Inevitably, this more balanced approach is going to mean tackling the standards at a different pace than in public school, and in a different order. It might even mean letting some of those standards go by the wayside. But if children see the beauty of math, and are given a chance to play, they will be more willing to practice the repetitive drills needed to acquire skills. They will also be more adept at real mathematical thinking. For example, from my own personal experience, I can attest that the logic games I played as a child outside of the classroom helped me just as much with my advanced math classes and computer science work, as the skillswork that I practiced in math class.

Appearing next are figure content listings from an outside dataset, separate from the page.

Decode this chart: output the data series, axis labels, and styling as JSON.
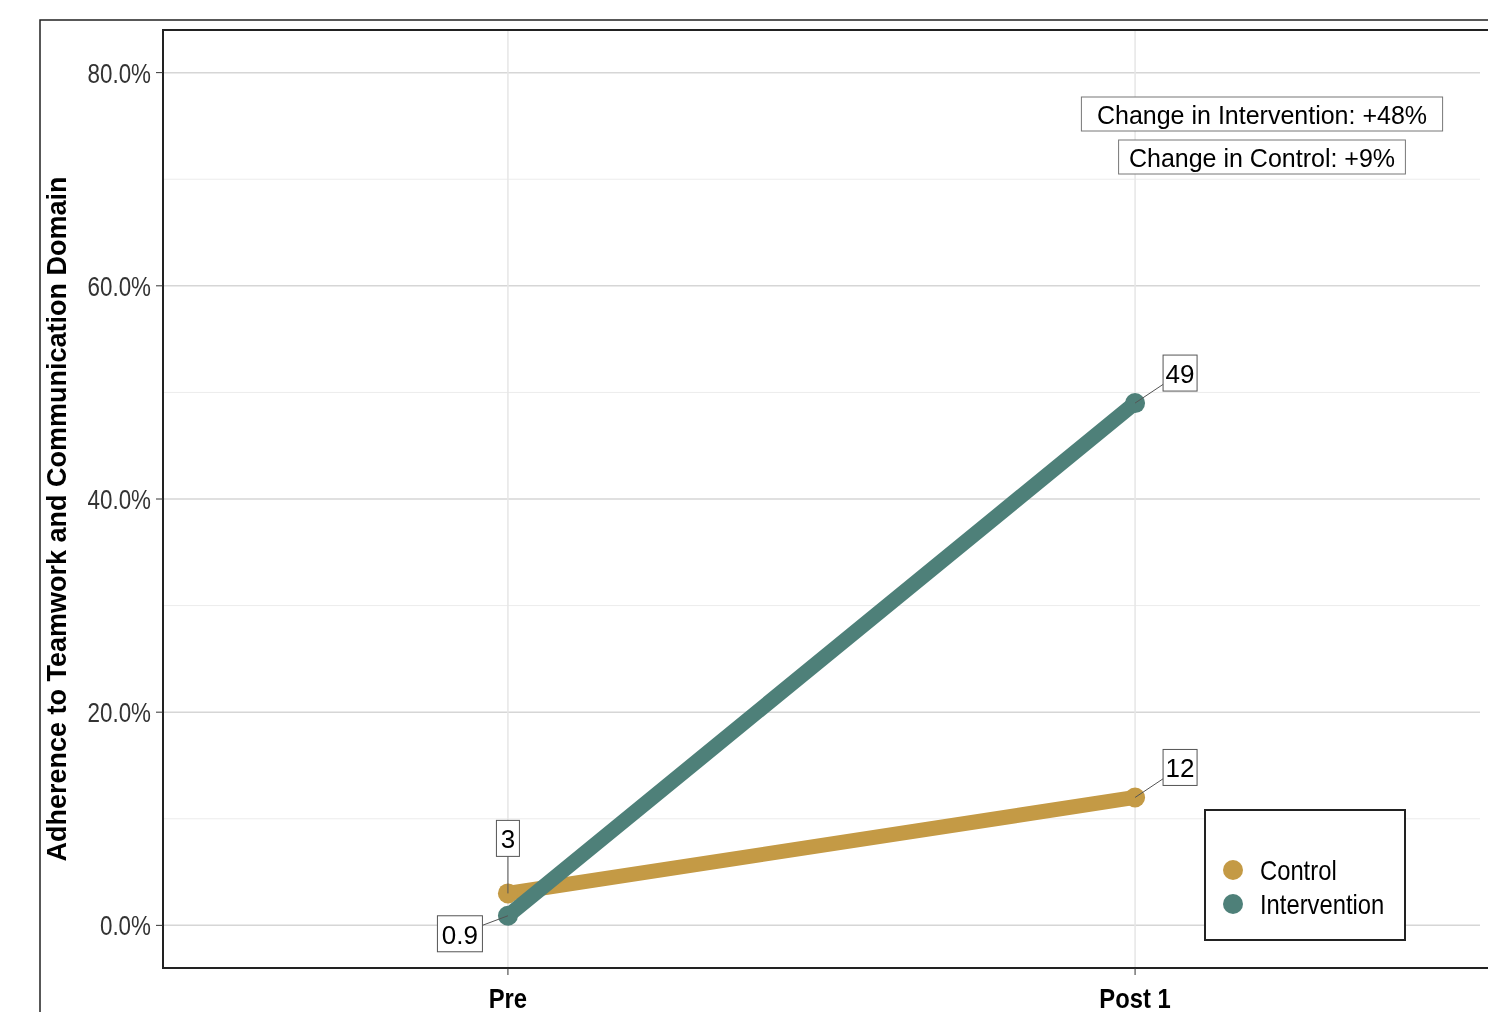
{
  "chart_data": {
    "type": "line",
    "ylabel": "Adherence to Teamwork and Communication Domain",
    "categories": [
      "Pre",
      "Post 1"
    ],
    "series": [
      {
        "name": "Control",
        "color": "#c49a45",
        "values": [
          3,
          12
        ]
      },
      {
        "name": "Intervention",
        "color": "#4e8079",
        "values": [
          0.9,
          49
        ]
      }
    ],
    "ylim": [
      -4,
      84
    ],
    "yticks": [
      {
        "value": 0,
        "label": "0.0%"
      },
      {
        "value": 10,
        "label": null
      },
      {
        "value": 20,
        "label": "20.0%"
      },
      {
        "value": 30,
        "label": null
      },
      {
        "value": 40,
        "label": "40.0%"
      },
      {
        "value": 50,
        "label": null
      },
      {
        "value": 60,
        "label": "60.0%"
      },
      {
        "value": 70,
        "label": null
      },
      {
        "value": 80,
        "label": "80.0%"
      }
    ],
    "grid": true,
    "legend": "bottom right",
    "marker": "circle",
    "line_style": "solid",
    "data_labels": true,
    "annotations": [
      "Change in Intervention: +48%",
      "Change in Control: +9%"
    ]
  }
}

Ultimately, shifting mindsets about math may take a bit of a leap of faith. For most of us, it will mean a radical departure from our own mathematics education. It will also require accepting the risk that our children might not hit all those standards. But if your kids routinely proclaim their hatred of math, then something needs to change. And ultimately, if we can help our children see the joy that exists in real math, they will have gained for more than they could possibly have lost.